Au-delà de ces trajectoires individuelles, Backstage interroge la place de l’humain dans son environnement. Dès la première séquence, la troupe danse devant des écrans diffusant des images de catastrophes environnementales. Ici, la danse devient un acte de résistance : une tentative d’inscrire le mouvement dans un monde en péril. Plus tard, la troupe se retrouve livrée à une nature sauvage, errant dans une forêt obscure. Cette errance nocturne révèle une tension centrale : homme vs nature, contrôle vs abandon, harmonie vs confrontation. Les danseurs, porteurs d’un monde en crise, font eux-mêmes face à la peur, à l’inconnu et à la frustration. Leur périple se clôt sur une attaque de singes.. ! Ce sous-texte, comme d’autres dans le film, reste cependant peu exploité sur le plan dramaturgique.

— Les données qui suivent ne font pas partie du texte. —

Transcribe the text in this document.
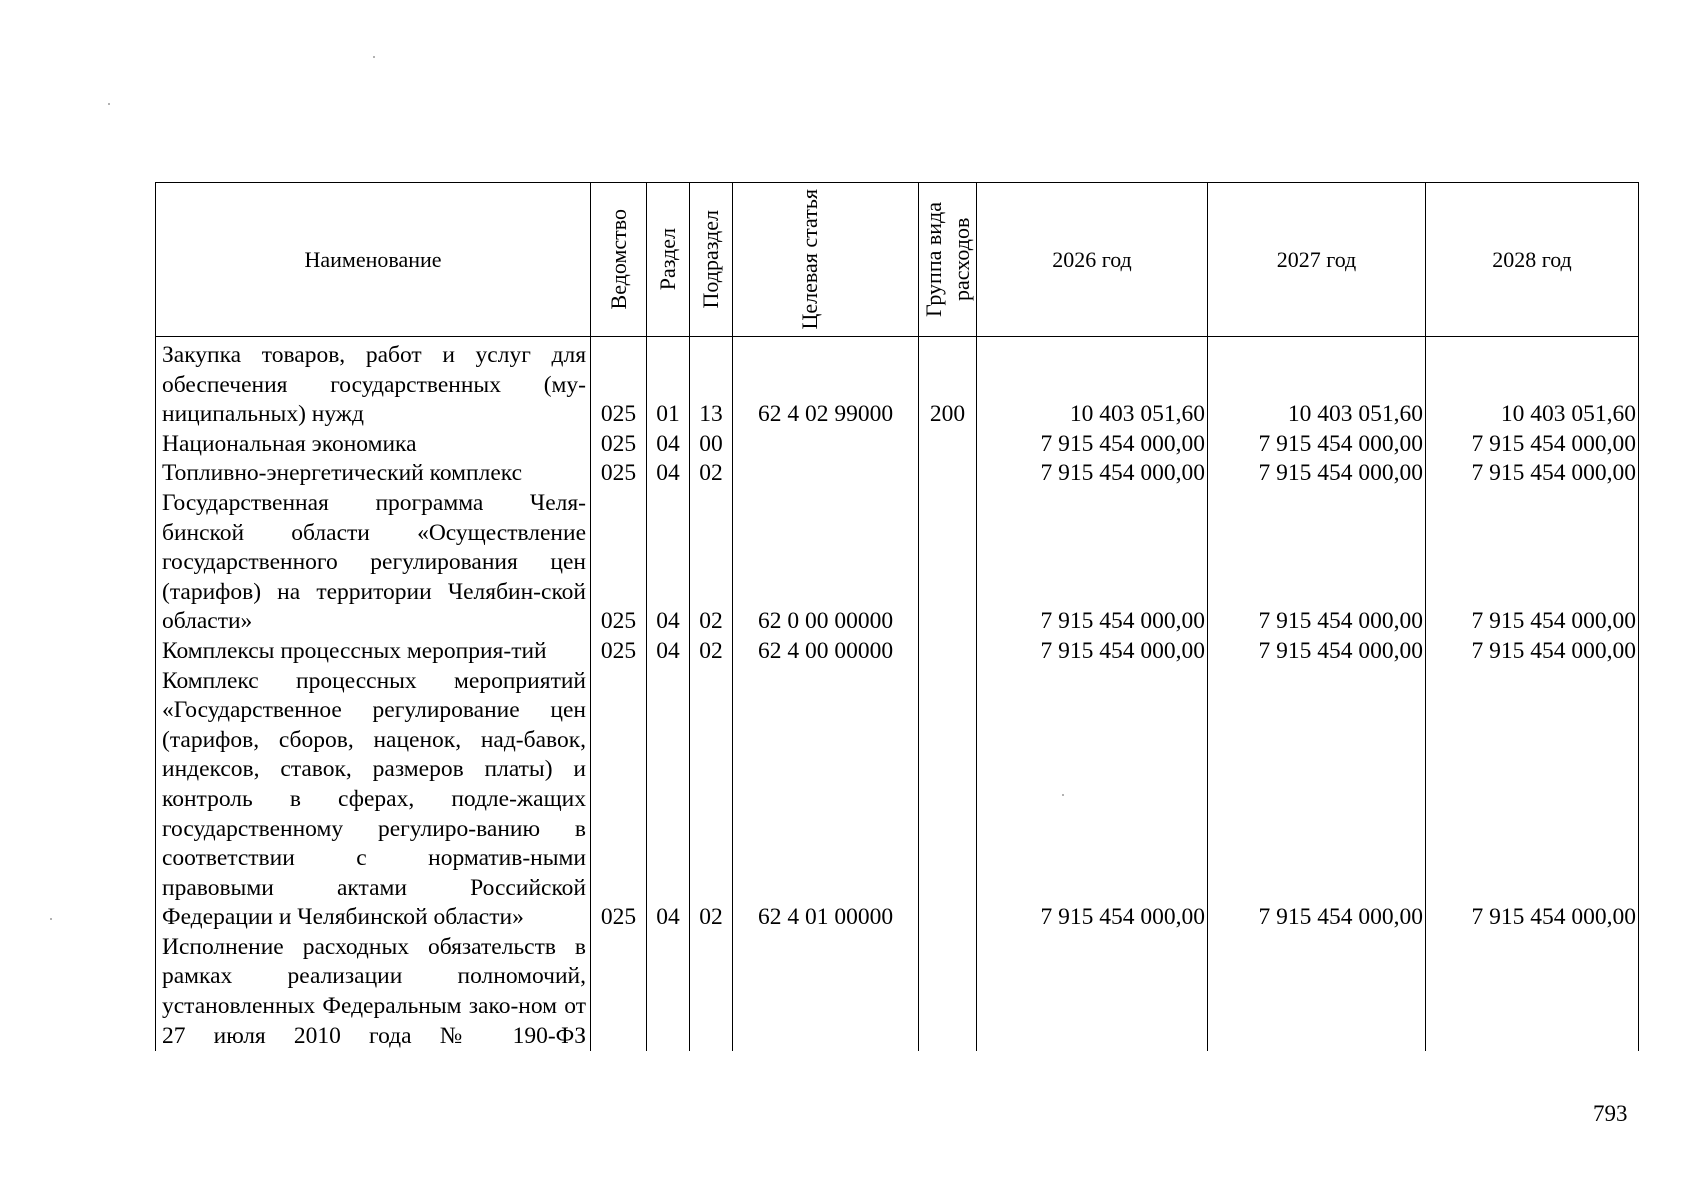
Наименование	Ведомство	Раздел	Подраздел	Целевая статья	Группа вида расходов	2026 год	2027 год	2028 год
Закупка товаров, работ и услуг для обеспечения государственных (му-ниципальных) нужд	025	01	13	62 4 02 99000	200	10 403 051,60	10 403 051,60	10 403 051,60
Национальная экономика	025	04	00			7 915 454 000,00	7 915 454 000,00	7 915 454 000,00
Топливно-энергетический комплекс	025	04	02			7 915 454 000,00	7 915 454 000,00	7 915 454 000,00
Государственная программа Челя-бинской области «Осуществление государственного регулирования цен (тарифов) на территории Челябин-ской области»	025	04	02	62 0 00 00000		7 915 454 000,00	7 915 454 000,00	7 915 454 000,00
Комплексы процессных мероприя-тий	025	04	02	62 4 00 00000		7 915 454 000,00	7 915 454 000,00	7 915 454 000,00
Комплекс процессных мероприятий «Государственное регулирование цен (тарифов, сборов, наценок, над-бавок, индексов, ставок, размеров платы) и контроль в сферах, подле-жащих государственному регулиро-ванию в соответствии с норматив-ными правовыми актами Российской Федерации и Челябинской области»	025	04	02	62 4 01 00000		7 915 454 000,00	7 915 454 000,00	7 915 454 000,00
Исполнение расходных обязательств в рамках реализации полномочий, установленных Федеральным зако-ном от 27 июля 2010 года № 190-ФЗ								
793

Plusieurs duos et trios incarnent cette sensualité silencieuse. Le trio formé par Ali Thabet (Ilyes), Hajiba Fahmy (Sondos) et Nassim Baddag (Seif) rappelle la fameuse scène de In the Mood for Love de Wong Kar-wai : les corps s’effleurent, hésitent entre passion et retenue. Le duo homosexuel muet, incarné par Malik (Sofiane Ouissi) et Sidi Larbi Cherkaoui, pousse cette logique encore plus loin. Leur relation n’existe que par le toucher. La dynamique entre Charkaoui et Afef Ben Mahmoud suit une logique similaire, faite de proximité corporelle et de silences expressifs.
L’un des moments les plus poignants reste la séquence rose entre Nawel (Sondes Belhassen) et son mari disparu. Dans ce passage onirique, hors du récit linéaire, la nature devient le théâtre d’un dialogue fantomatique.
Nawel imagine son mari, le convoque par la danse. Puis tout s’évapore, et la forêt reprend ses couleurs naturelles. Ce geste éphémère incarne une volonté de résistance à l’oubli, de figer un instant dans la mémoire.
En somme, Backstage est une œuvre ambitieuse qui fusionne danse contemporaine et récit de survie. Son esthétique visuelle puissante et ses correspondances poétiques séduisent. Le film laisse volontairement des zones d’ombre, privilégiant l’émotion corporelle à la narration classique. Un choix qui pourra dérouter certains spectateurs, mais qui confère à Backstage une profondeur sensorielle rare.